坂和敏(編集部)2006年11月07日 19時24分

 米国最大のソーシャルネットワークサービス(SNS)、MySpaceがソフトバンクの手を借りて日本進出・・・という話が浮上している矢先、New York Timesでちょっと興味深い話を見つけた。

 MySpaceが海外市場への進出を目論んでいることは以前にブログでお伝えした通りだが、それまで米、英、豪、アイルランドといった英語圏でしかサービスを提供していなかった同社が、この9月に独・仏の市場でそれぞれテスト版の運用を開始したところ、独(語)市場では月間約250万のユニークユーザーを集め、また仏(語)市場でも約110万のユニークユーザーを集めることに成功したという。新規参入した最初の月にこれだけの数を集められたことについて、アナリスト(Jupiter ResearchのNate Elliot)は「非常に健闘しているようだ」と述べているが、それでも万事順調というわけではなさそうだ。

 「この国の人たちは、MySpaceのデザインがひどいと考えている。そして、ドイツ人にとって、この点は重要だ」というのは、この記事のなかで引用されているあるドイツ人ユーザーのコメント。そのドイツにはすでにStudivz.netなど、そしてフランスにもSkyblogsなどの競合相手があり、またFaceboxというサービスでは言語別のページを用意しているという。ちなみに、フランス市場で先行するSkyblogsは8月のユニークユーザー数が約590万と、いまのところMySpaceの約5〜6倍の規模を持つそうだ。

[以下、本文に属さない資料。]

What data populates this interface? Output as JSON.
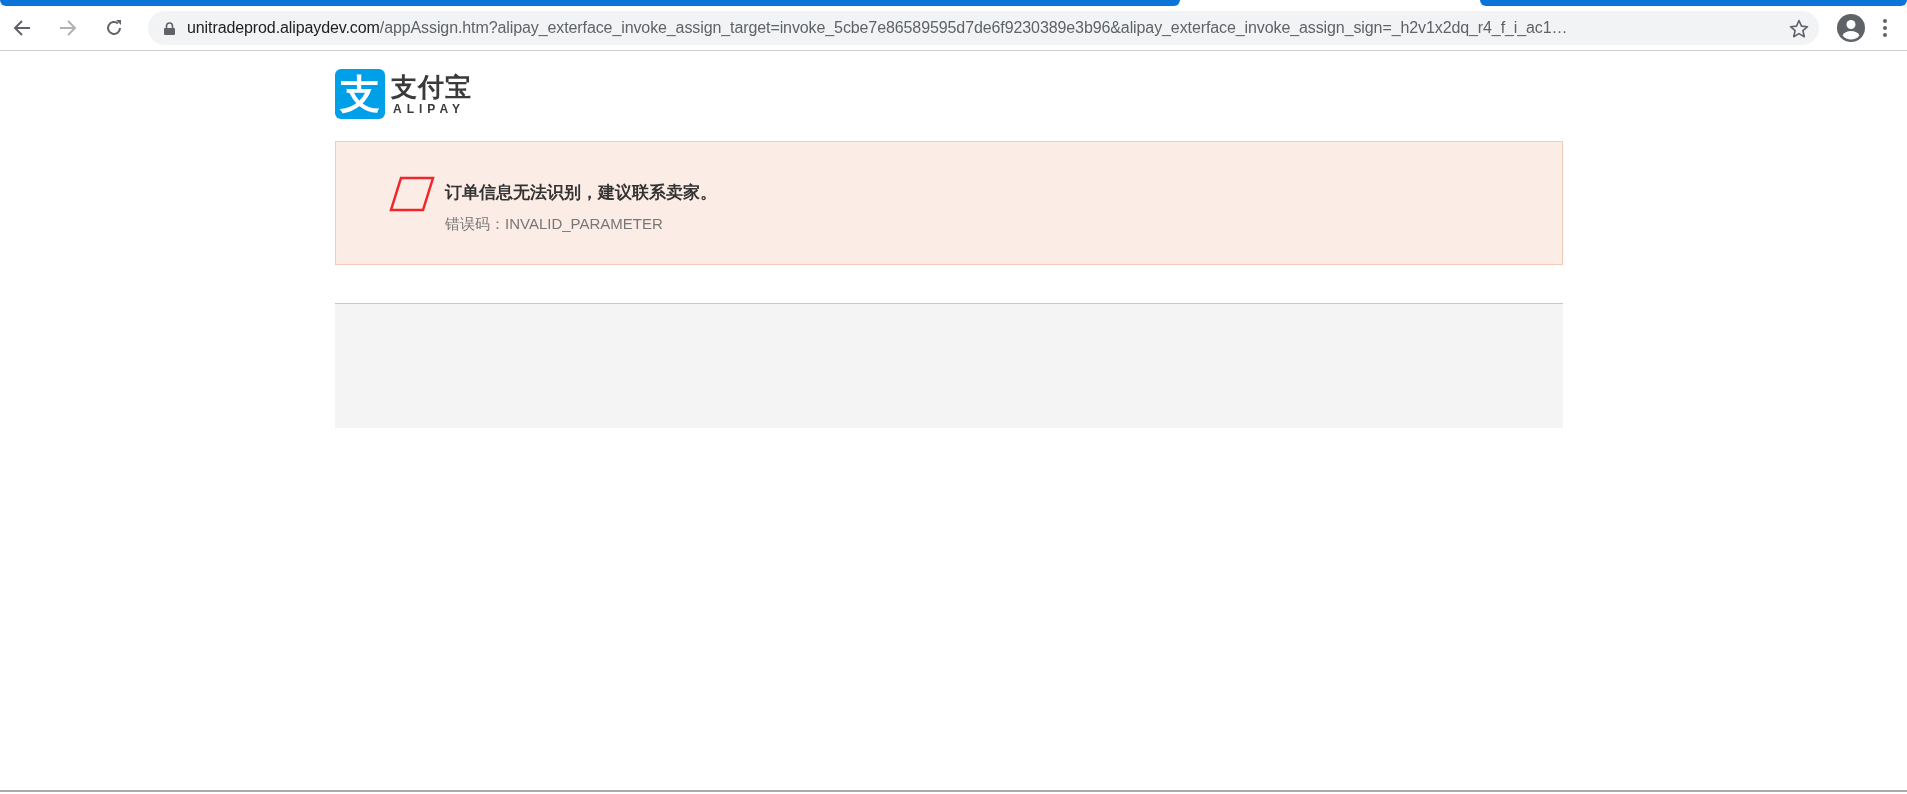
{
  "browser": {
    "url_host": "unitradeprod.alipaydev.com",
    "url_rest": "/appAssign.htm?alipay_exterface_invoke_assign_target=invoke_5cbe7e86589595d7de6f9230389e3b96&alipay_exterface_invoke_assign_sign=_h2v1x2dq_r4_f_i_ac1…"
  },
  "logo": {
    "glyph": "支",
    "name": "支付宝",
    "subtitle": "ALIPAY"
  },
  "error": {
    "message": "订单信息无法识别，建议联系卖家。",
    "code_label": "错误码：INVALID_PARAMETER"
  }
}
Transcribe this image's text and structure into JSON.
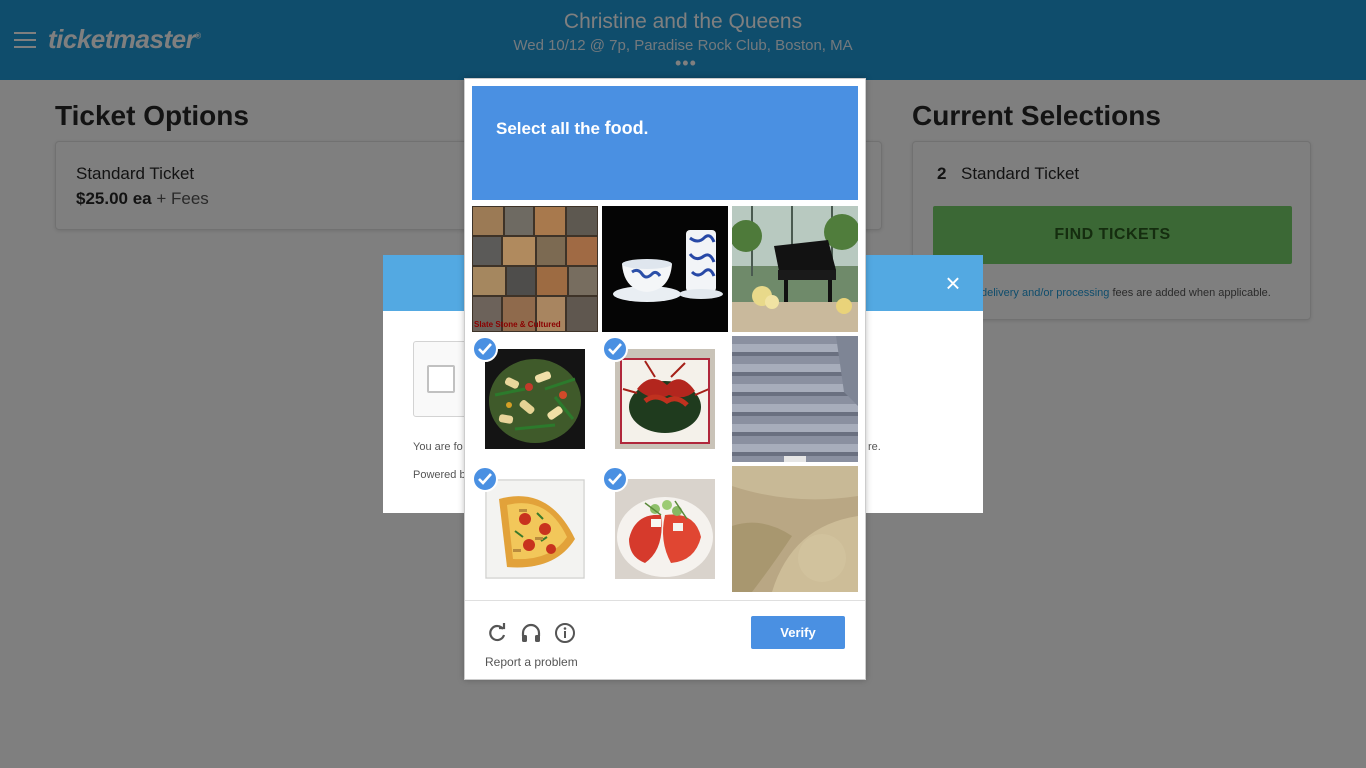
{
  "header": {
    "logo": "ticketmaster",
    "logo_mark": "®",
    "event_title": "Christine and the Queens",
    "event_subtitle": "Wed 10/12 @ 7p, Paradise Rock Club, Boston, MA",
    "more": "•••"
  },
  "ticket_options": {
    "title": "Ticket Options",
    "ticket_name": "Standard Ticket",
    "price": "$25.00 ea",
    "price_suffix": " + Fees"
  },
  "current_selections": {
    "title": "Current Selections",
    "quantity": "2",
    "ticket_name": "Standard Ticket",
    "find_button": "FIND TICKETS",
    "fees_link": "delivery and/or processing",
    "fees_rest": " fees are added when applicable."
  },
  "modal": {
    "close": "×",
    "text_line1": "You are fo",
    "text_line1_tail": "re.",
    "text_line2": "Powered b"
  },
  "captcha": {
    "instruction_prefix": "Select all the ",
    "instruction_target": "food",
    "instruction_suffix": ".",
    "tiles": [
      {
        "subject": "slate tiles",
        "selected": false,
        "caption": "Slate Stone & Cultured"
      },
      {
        "subject": "teacup and vase",
        "selected": false
      },
      {
        "subject": "piano",
        "selected": false
      },
      {
        "subject": "stir fry",
        "selected": true
      },
      {
        "subject": "crawfish",
        "selected": true
      },
      {
        "subject": "stairs",
        "selected": false
      },
      {
        "subject": "pizza",
        "selected": true
      },
      {
        "subject": "tomato salad",
        "selected": true
      },
      {
        "subject": "floor",
        "selected": false
      }
    ],
    "reload_icon": "reload-icon",
    "audio_icon": "headphones-icon",
    "info_icon": "info-icon",
    "report": "Report a problem",
    "verify": "Verify"
  },
  "colors": {
    "header": "#1f9ad8",
    "captcha_accent": "#4a90e2",
    "find_button": "#76d06b"
  }
}
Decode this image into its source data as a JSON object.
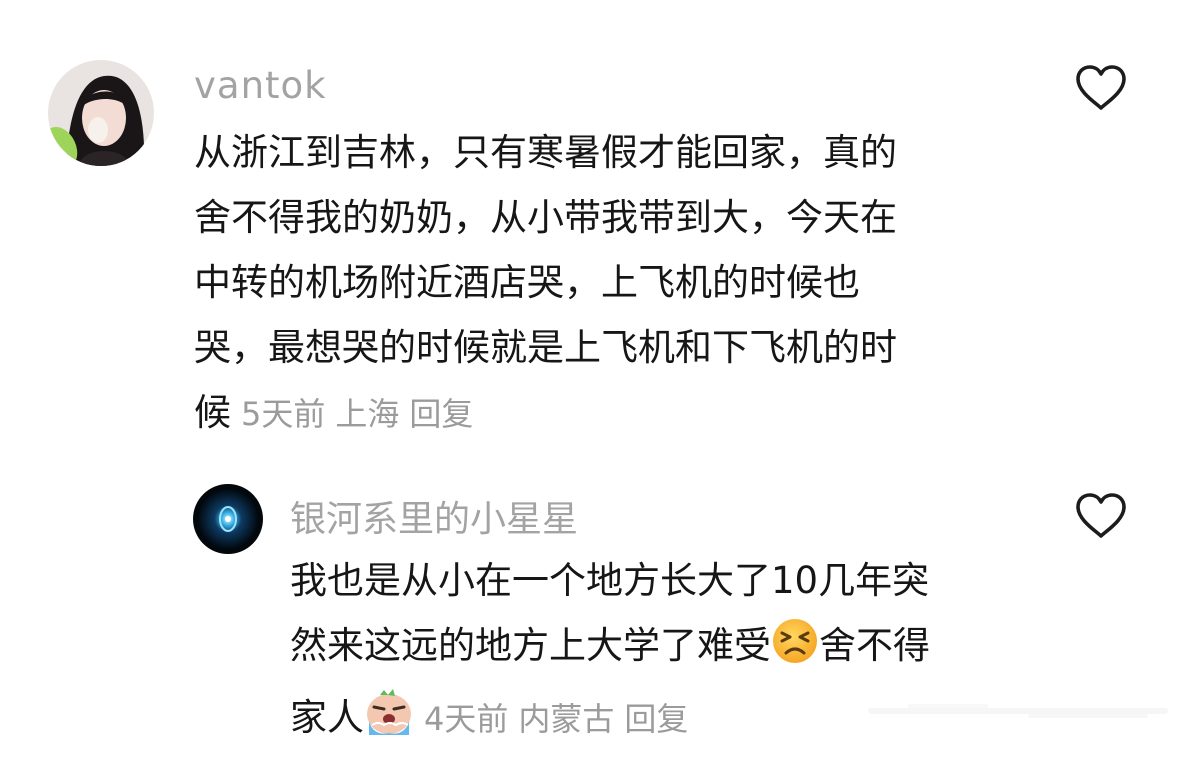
{
  "comments": [
    {
      "username": "vantok",
      "lines": [
        "从浙江到吉林，只有寒暑假才能回家，真的",
        "舍不得我的奶奶，从小带我带到大，今天在",
        "中转的机场附近酒店哭，上飞机的时候也",
        "哭，最想哭的时候就是上飞机和下飞机的时"
      ],
      "last_line": "候",
      "time": "5天前",
      "location": "上海",
      "reply": "回复"
    },
    {
      "username": "银河系里的小星星",
      "lines": [
        "我也是从小在一个地方长大了10几年突",
        "然来这远的地方上大学了难受"
      ],
      "line2_suffix": "舍不得",
      "last_line": "家人",
      "time": "4天前",
      "location": "内蒙古",
      "reply": "回复"
    }
  ],
  "icons": {
    "like": "heart-outline-icon",
    "emoji_1": "persevering-face-emoji",
    "emoji_2": "crying-face-emoji"
  },
  "colors": {
    "text": "#161616",
    "username": "#a3a3a3",
    "meta": "#9b9b9b",
    "icon_stroke": "#1c1c1c"
  }
}
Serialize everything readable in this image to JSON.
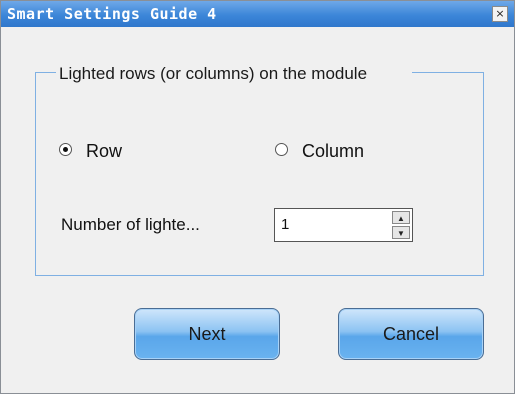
{
  "window": {
    "title": "Smart Settings Guide 4",
    "close_glyph": "×"
  },
  "group": {
    "legend": "Lighted rows (or columns) on the module",
    "options": [
      {
        "label": "Row",
        "checked": true
      },
      {
        "label": "Column",
        "checked": false
      }
    ]
  },
  "field": {
    "label": "Number of lighte...",
    "value": "1"
  },
  "buttons": {
    "next": "Next",
    "cancel": "Cancel"
  },
  "colors": {
    "titlebar": "#3c86d8",
    "group_border": "#7fb0e3",
    "button": "#6ab3f0"
  }
}
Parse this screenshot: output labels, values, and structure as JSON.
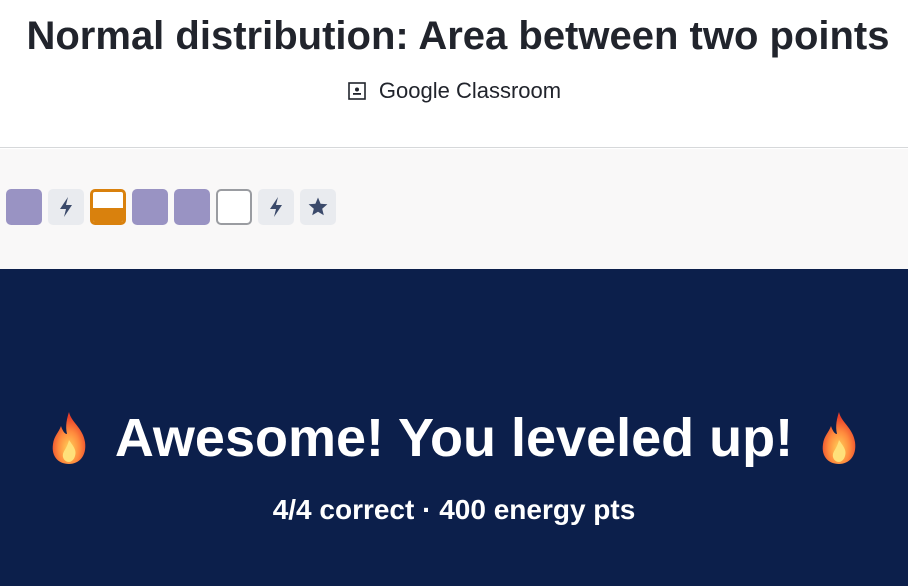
{
  "header": {
    "title": "Normal distribution: Area between two points",
    "classroom_label": "Google Classroom",
    "classroom_icon": "google-classroom-icon"
  },
  "skills": [
    {
      "state": "filled"
    },
    {
      "state": "bolt",
      "icon": "lightning-icon"
    },
    {
      "state": "half"
    },
    {
      "state": "filled"
    },
    {
      "state": "filled"
    },
    {
      "state": "empty"
    },
    {
      "state": "bolt",
      "icon": "lightning-icon"
    },
    {
      "state": "star",
      "icon": "star-icon"
    }
  ],
  "banner": {
    "title": "Awesome! You leveled up!",
    "summary": "4/4 correct · 400 energy pts",
    "icon": "flame-icon"
  },
  "colors": {
    "banner_bg": "#0c1f4b",
    "skill_filled": "#9993c3",
    "skill_half": "#d9810d",
    "icon_dark": "#3b4a6b"
  }
}
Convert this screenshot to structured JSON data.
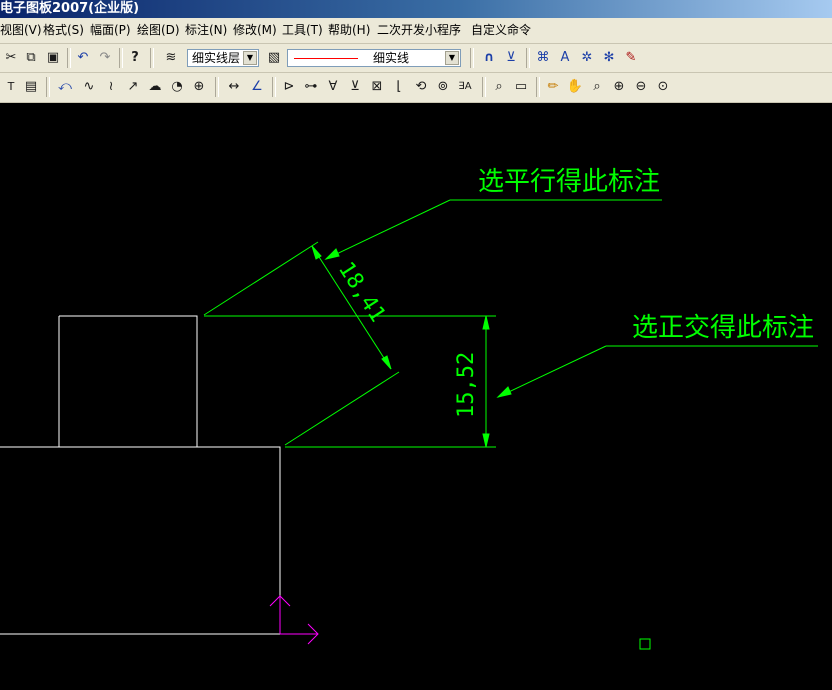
{
  "window": {
    "title": "电子图板2007(企业版)"
  },
  "menubar": {
    "items": [
      {
        "id": "view",
        "label": "视图(V)"
      },
      {
        "id": "format",
        "label": "格式(S)"
      },
      {
        "id": "sheet",
        "label": "幅面(P)"
      },
      {
        "id": "draw",
        "label": "绘图(D)"
      },
      {
        "id": "dimension",
        "label": "标注(N)"
      },
      {
        "id": "modify",
        "label": "修改(M)"
      },
      {
        "id": "tools",
        "label": "工具(T)"
      },
      {
        "id": "help",
        "label": "帮助(H)"
      },
      {
        "id": "dev",
        "label": "二次开发小程序"
      },
      {
        "id": "custom",
        "label": "自定义命令"
      }
    ]
  },
  "toolbar1": {
    "layer_combo": {
      "value": "细实线层"
    },
    "linetype_combo": {
      "value": "细实线"
    },
    "colors": {
      "linetype_sample": "#ff0000"
    }
  },
  "toolbar2": {},
  "drawing": {
    "colors": {
      "background": "#000000",
      "geometry": "#ffffff",
      "dimension": "#00ff00",
      "annotation": "#00ff00",
      "ucs": "#ff00ff",
      "marker": "#00ff00"
    },
    "dim_aligned": {
      "text": "18,41"
    },
    "dim_vertical": {
      "text": "15,52"
    },
    "note_parallel": {
      "text": "选平行得此标注"
    },
    "note_orthogonal": {
      "text": "选正交得此标注"
    }
  }
}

 ただし、こうした「海外展開」の難しさについてはMySpace側でも心得ているようで、同社共同創業者のChris DeWolfeは「国際化とは、つまりローカル化("The idea behind internationalization is localization")」とコメント。オリジナルMySpaceの成功の原動力となった音楽--音楽アーティストやバンドを核とするコミュニティづくり--に重点を置くべく、各拠点の従業員にそれぞれの市場で活動するアーティストを選ばせているという(このあたりのやり方は、AppleのiTunes Storeに近そうだ)

 また、米国では中心となるユーザー(10〜20歳代の若者)の主なコミュニケーション手段がインスタントメッセージ(IM)であるのに対し、その他の地域では専ら携帯電話+SMSが主流となっているという違いも、MySpaceにとっては力を入れて取り組むべき課題かも知れない。こと日本市場に限れば、KDDIとグリーによる「EZ GREE」のような競合サービスがあるなかで、ソフトバンクがこの部分について具体的にどんな動きを見せるかに注目が集まるだろう。